Santé. Un comité de veille sur la qualité des soins

«Un rapport mensuel exhaustif du fonctionnement et des dysfonctionnements des structures sanitaires de vos ressorts
de compétence sera désormais la règle, dans le cadre du comité de veille sanitaire que je viens d’instituer tant au niveau central qu’au niveau régional
», peut-on lire dans la lettre. Dans ce document, le ministre Malachie Manaouda fait un diagnostic du système sanitaire au Cameroun et donne des directives à ses collaborateurs. Il est question pour le personnel de santé, de s’assurer que leurs actes et leurs prestations vont dans le sens de porter assistance, d’apaiser et d’alléger les patients.

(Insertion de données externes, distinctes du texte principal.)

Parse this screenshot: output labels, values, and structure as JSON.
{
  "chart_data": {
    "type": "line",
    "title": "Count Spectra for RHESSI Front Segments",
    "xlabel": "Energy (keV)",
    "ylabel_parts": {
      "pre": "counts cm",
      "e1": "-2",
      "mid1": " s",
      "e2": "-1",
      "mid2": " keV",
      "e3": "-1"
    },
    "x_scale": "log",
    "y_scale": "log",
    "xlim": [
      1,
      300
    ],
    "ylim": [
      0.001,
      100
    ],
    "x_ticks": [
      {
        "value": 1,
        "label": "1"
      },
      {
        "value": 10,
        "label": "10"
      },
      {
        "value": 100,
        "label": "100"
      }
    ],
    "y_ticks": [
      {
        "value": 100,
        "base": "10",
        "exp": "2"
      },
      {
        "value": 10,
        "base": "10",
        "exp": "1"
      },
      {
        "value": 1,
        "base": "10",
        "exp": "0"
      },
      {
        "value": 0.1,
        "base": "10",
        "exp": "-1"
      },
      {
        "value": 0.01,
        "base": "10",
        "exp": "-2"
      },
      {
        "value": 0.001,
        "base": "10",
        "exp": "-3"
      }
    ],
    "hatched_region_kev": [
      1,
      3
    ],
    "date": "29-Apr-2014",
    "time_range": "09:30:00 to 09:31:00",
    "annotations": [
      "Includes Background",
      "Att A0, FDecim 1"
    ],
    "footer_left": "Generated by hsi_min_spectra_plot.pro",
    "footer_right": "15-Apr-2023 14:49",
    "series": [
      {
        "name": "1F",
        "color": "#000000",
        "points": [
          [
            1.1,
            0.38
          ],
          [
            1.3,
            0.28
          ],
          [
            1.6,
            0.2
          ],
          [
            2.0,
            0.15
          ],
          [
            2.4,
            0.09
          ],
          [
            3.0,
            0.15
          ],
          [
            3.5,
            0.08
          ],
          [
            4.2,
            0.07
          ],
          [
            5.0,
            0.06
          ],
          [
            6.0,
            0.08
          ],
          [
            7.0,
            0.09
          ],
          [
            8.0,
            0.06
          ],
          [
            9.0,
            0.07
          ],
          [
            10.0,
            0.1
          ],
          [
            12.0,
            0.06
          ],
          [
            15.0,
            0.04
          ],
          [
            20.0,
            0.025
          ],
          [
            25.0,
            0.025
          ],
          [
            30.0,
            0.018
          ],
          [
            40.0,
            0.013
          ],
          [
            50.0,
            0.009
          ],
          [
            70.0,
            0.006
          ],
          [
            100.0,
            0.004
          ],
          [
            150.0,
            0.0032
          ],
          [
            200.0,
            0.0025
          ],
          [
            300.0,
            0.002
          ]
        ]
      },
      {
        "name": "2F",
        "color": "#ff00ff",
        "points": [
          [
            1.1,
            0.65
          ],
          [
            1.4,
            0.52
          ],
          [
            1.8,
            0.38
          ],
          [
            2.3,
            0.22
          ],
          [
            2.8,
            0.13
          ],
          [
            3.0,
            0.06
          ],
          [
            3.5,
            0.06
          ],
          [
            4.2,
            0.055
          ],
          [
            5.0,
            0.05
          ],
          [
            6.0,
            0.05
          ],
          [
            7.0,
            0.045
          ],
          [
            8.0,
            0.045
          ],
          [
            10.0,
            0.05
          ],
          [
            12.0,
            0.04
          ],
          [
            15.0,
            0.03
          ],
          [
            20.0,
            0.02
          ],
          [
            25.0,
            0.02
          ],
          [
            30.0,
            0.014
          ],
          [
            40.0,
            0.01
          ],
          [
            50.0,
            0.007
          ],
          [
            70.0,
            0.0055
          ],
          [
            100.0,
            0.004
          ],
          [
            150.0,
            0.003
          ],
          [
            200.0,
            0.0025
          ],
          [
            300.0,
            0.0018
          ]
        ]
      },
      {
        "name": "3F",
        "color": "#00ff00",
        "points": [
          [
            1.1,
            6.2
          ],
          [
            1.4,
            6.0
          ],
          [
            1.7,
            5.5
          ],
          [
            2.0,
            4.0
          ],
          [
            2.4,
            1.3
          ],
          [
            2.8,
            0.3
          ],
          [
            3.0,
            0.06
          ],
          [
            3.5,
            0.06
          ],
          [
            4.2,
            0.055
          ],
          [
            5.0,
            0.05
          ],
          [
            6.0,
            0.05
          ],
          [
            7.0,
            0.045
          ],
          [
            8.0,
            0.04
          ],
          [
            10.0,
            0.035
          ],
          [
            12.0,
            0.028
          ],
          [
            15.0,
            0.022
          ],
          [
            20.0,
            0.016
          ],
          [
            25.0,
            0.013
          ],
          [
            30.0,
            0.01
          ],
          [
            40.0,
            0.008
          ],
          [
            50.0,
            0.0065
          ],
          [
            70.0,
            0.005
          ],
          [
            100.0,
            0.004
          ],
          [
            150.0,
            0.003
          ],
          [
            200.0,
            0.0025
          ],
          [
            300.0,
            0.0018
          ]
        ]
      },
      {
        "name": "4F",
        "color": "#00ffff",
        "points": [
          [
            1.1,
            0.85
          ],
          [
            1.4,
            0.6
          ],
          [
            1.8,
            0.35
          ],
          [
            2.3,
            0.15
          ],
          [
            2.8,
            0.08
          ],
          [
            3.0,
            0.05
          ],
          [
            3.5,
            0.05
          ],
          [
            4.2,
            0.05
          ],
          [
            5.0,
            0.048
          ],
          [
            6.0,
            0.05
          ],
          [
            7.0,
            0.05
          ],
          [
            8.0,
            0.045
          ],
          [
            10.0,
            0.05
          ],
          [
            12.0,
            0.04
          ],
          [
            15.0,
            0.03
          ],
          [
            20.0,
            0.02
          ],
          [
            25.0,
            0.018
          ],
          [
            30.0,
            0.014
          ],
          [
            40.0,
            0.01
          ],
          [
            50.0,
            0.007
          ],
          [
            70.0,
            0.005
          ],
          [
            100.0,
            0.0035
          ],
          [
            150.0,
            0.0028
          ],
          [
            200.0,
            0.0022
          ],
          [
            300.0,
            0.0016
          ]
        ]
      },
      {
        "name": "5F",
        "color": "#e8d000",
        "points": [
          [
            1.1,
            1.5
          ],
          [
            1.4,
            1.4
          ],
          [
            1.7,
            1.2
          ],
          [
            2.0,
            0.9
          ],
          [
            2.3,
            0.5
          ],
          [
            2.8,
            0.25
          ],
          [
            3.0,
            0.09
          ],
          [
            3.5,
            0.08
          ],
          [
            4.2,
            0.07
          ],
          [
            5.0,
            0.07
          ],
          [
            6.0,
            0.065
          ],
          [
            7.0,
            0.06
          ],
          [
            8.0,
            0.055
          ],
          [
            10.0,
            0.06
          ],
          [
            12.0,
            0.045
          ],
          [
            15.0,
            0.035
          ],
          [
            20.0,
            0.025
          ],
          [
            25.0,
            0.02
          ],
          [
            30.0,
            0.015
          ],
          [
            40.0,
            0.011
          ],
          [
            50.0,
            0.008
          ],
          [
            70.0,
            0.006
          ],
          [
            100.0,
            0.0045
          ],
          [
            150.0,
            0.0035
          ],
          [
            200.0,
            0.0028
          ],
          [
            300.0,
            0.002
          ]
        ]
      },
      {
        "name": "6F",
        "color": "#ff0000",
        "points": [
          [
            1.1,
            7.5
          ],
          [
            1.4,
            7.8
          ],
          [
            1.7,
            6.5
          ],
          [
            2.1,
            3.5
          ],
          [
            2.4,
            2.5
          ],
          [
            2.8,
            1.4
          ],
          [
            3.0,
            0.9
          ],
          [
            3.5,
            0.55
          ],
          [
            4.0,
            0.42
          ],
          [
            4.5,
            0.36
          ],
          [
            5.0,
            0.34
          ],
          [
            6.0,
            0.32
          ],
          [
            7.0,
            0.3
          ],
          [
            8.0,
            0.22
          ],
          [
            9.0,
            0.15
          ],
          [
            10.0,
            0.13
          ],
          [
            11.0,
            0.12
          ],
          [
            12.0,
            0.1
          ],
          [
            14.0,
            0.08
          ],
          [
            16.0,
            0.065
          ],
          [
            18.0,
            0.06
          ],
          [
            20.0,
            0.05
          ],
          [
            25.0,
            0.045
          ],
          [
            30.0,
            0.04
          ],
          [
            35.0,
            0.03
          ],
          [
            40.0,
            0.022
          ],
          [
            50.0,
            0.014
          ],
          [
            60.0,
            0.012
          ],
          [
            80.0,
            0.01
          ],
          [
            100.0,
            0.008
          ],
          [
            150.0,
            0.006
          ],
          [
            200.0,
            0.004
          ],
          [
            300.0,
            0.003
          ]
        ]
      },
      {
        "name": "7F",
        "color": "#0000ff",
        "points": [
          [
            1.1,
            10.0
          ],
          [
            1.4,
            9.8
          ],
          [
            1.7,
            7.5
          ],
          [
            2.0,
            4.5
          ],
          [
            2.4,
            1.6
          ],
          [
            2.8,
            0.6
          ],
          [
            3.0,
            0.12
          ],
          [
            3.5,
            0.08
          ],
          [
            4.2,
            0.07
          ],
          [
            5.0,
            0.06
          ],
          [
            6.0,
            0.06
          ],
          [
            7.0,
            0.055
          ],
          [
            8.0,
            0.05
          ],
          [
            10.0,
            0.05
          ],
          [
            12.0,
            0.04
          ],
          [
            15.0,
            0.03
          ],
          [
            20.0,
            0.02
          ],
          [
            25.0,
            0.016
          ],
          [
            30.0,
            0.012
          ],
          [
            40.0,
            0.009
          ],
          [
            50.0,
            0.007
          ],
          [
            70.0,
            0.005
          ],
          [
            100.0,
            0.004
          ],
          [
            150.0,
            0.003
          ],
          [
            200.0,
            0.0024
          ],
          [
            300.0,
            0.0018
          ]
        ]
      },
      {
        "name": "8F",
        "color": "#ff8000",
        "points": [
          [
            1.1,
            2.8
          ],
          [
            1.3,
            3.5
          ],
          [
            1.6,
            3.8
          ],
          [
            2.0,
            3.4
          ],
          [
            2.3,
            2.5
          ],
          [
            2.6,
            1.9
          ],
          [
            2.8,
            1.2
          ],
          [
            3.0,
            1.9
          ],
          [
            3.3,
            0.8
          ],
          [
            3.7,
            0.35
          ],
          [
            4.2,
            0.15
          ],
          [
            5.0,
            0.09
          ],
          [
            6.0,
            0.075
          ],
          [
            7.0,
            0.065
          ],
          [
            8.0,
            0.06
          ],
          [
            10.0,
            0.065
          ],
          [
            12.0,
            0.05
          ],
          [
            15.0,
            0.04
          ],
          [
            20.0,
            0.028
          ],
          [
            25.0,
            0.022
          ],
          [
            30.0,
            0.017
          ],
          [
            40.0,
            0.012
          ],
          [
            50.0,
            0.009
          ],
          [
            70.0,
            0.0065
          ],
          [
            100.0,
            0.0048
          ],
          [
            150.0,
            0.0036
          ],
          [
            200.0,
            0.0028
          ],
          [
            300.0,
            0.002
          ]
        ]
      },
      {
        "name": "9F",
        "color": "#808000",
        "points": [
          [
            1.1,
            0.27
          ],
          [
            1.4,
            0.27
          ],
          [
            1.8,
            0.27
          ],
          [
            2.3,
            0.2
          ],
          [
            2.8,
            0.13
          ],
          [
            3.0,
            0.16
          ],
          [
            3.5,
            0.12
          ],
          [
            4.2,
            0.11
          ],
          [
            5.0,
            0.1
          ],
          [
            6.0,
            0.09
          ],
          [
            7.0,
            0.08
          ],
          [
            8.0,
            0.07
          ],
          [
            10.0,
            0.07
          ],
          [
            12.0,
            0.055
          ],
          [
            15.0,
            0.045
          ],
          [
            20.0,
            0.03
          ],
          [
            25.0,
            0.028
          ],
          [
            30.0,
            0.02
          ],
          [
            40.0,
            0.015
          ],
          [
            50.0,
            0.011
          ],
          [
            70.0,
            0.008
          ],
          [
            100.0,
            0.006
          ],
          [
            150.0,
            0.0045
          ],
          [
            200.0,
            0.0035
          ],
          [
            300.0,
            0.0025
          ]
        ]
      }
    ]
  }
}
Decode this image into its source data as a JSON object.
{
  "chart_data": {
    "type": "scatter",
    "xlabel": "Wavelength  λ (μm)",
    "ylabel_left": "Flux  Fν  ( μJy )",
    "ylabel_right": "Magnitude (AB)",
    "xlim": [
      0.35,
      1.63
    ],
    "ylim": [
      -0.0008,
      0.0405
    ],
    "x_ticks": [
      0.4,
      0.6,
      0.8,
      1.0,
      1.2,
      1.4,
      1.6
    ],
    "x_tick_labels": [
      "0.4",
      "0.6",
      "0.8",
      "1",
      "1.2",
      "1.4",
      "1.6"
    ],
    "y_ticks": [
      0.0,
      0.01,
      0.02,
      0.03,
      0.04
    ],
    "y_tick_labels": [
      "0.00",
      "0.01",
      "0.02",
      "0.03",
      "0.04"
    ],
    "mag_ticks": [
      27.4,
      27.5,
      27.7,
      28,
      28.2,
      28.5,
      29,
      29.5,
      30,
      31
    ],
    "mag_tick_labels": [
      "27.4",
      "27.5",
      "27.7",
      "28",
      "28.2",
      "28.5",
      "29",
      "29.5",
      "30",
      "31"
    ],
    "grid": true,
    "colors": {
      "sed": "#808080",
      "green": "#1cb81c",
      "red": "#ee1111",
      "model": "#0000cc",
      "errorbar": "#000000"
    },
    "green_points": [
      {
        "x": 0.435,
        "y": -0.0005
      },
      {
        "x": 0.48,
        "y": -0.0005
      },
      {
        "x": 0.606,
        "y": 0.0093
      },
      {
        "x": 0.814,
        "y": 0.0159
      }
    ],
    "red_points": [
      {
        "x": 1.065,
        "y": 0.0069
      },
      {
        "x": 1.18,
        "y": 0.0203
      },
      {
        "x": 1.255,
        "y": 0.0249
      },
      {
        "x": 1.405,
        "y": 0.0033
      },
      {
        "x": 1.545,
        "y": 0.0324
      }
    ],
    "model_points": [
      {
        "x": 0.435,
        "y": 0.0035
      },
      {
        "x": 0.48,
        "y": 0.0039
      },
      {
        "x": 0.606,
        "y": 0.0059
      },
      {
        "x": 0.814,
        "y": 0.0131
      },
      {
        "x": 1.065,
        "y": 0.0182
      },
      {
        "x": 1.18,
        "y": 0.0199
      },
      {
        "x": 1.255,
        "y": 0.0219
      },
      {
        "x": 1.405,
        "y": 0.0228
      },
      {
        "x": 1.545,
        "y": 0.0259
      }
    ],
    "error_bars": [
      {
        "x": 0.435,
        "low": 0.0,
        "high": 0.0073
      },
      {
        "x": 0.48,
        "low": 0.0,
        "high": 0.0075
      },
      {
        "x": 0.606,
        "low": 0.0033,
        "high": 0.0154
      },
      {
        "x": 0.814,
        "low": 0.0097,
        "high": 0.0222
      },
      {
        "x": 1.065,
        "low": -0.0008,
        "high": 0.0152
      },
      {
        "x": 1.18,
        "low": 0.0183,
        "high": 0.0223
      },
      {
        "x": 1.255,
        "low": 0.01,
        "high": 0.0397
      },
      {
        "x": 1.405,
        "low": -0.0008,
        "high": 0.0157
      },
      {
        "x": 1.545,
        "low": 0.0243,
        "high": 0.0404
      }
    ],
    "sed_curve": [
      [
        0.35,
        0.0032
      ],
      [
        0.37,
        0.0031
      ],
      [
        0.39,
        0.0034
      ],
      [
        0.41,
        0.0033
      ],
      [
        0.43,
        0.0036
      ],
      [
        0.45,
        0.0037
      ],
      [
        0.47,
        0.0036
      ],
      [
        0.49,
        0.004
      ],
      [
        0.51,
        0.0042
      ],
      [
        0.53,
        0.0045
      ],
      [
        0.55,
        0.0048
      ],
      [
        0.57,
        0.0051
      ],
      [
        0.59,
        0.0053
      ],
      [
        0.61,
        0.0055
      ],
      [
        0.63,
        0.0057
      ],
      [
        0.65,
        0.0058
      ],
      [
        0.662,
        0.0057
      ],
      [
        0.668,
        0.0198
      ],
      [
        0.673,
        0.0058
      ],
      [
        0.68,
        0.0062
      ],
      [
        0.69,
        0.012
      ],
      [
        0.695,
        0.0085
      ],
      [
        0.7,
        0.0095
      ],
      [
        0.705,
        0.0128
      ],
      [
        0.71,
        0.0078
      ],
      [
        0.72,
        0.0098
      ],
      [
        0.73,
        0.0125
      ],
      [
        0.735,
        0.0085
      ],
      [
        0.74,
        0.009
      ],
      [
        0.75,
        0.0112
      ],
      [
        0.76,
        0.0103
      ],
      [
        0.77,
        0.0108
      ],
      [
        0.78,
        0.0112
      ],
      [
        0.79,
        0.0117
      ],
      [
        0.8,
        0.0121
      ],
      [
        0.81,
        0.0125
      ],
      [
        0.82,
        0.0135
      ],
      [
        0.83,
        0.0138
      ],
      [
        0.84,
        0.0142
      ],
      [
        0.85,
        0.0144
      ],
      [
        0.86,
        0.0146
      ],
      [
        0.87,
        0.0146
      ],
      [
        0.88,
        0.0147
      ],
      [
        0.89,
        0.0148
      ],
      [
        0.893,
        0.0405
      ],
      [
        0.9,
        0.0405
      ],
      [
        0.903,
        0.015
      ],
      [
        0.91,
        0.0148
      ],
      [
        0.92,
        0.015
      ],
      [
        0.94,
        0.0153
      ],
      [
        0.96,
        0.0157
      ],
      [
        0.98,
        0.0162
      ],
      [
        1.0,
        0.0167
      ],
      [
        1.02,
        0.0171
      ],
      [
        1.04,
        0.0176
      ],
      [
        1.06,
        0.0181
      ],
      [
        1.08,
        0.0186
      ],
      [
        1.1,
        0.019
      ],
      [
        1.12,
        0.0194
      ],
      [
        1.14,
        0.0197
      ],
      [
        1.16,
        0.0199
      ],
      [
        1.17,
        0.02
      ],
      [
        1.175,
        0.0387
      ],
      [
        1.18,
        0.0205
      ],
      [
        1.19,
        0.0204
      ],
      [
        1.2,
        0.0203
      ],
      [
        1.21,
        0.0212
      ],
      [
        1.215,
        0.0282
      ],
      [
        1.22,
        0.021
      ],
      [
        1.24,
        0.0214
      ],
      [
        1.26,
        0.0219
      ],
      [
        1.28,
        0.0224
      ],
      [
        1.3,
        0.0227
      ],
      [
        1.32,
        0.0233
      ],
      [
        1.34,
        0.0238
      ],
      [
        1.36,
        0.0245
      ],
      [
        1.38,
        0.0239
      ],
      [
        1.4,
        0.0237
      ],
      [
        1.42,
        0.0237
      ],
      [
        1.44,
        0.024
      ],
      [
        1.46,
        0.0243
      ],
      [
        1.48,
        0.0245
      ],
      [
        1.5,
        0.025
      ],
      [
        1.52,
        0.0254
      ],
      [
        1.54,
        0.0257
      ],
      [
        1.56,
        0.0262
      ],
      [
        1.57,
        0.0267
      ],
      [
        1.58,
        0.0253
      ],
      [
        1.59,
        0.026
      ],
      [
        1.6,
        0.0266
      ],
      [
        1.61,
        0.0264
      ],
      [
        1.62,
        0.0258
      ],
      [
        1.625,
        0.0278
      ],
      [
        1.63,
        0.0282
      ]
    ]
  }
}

«Nous pouvons nous même, en notre qualité de responsable du système de santé, résoudre déjà une partie des problèmes si durement ressentis par les populations. Nous pouvons et nous devons humaniser l’accueil du malade, en personnalisant son contact avec l’hôpital ou le centre de santé. Nous
devons aussi rendre sa dignité au malade et à sa famille par un accompagnement au sein de nos structures, participant ainsi au renforcement du sentiment du vivre-ensemble si nécessaire à notre cohésion nationale tant au niveau des communautés que des agglomérations urbaines
», écrit Malachie Manaouda.

Les responsables des hôpitaux publics sont appelés de ce fait à veiller au bon fonctionnement de leurs structures, en prenant en compte les urgences, les hospitalisations, l’accès au médicament, le suivi du parcours des malades, etc.

S’agissant des collaborateurs des services déconcentrés, Manaouda demande d’assurer un meilleur suivi des activités de santé de leur ressort pour permettre aux services centraux de disposer, en temps réel, des données permettant de mesurer les efforts consentis par les pouvoirs publics pour améliorer les plateaux techniques dans les formations sanitaires.

Selon le Minsanté, la carte sanitaire du Cameroun affiche aujourd’hui, 7 hôpitaux généraux, 7 hôpitaux centraux, 16 hôpitaux régionaux, 145 hôpitaux de districts, 228 centres médicaux d’arrondissement et 2016 centres de santé intégrés. Des chiffres qui sont selon le Minsanté
certes parlants, en matière d’efforts du gouvernement mais ne voilent en rien les nombreux défis qui interpellent les personnels et partenaires de la santé publique au quotidien.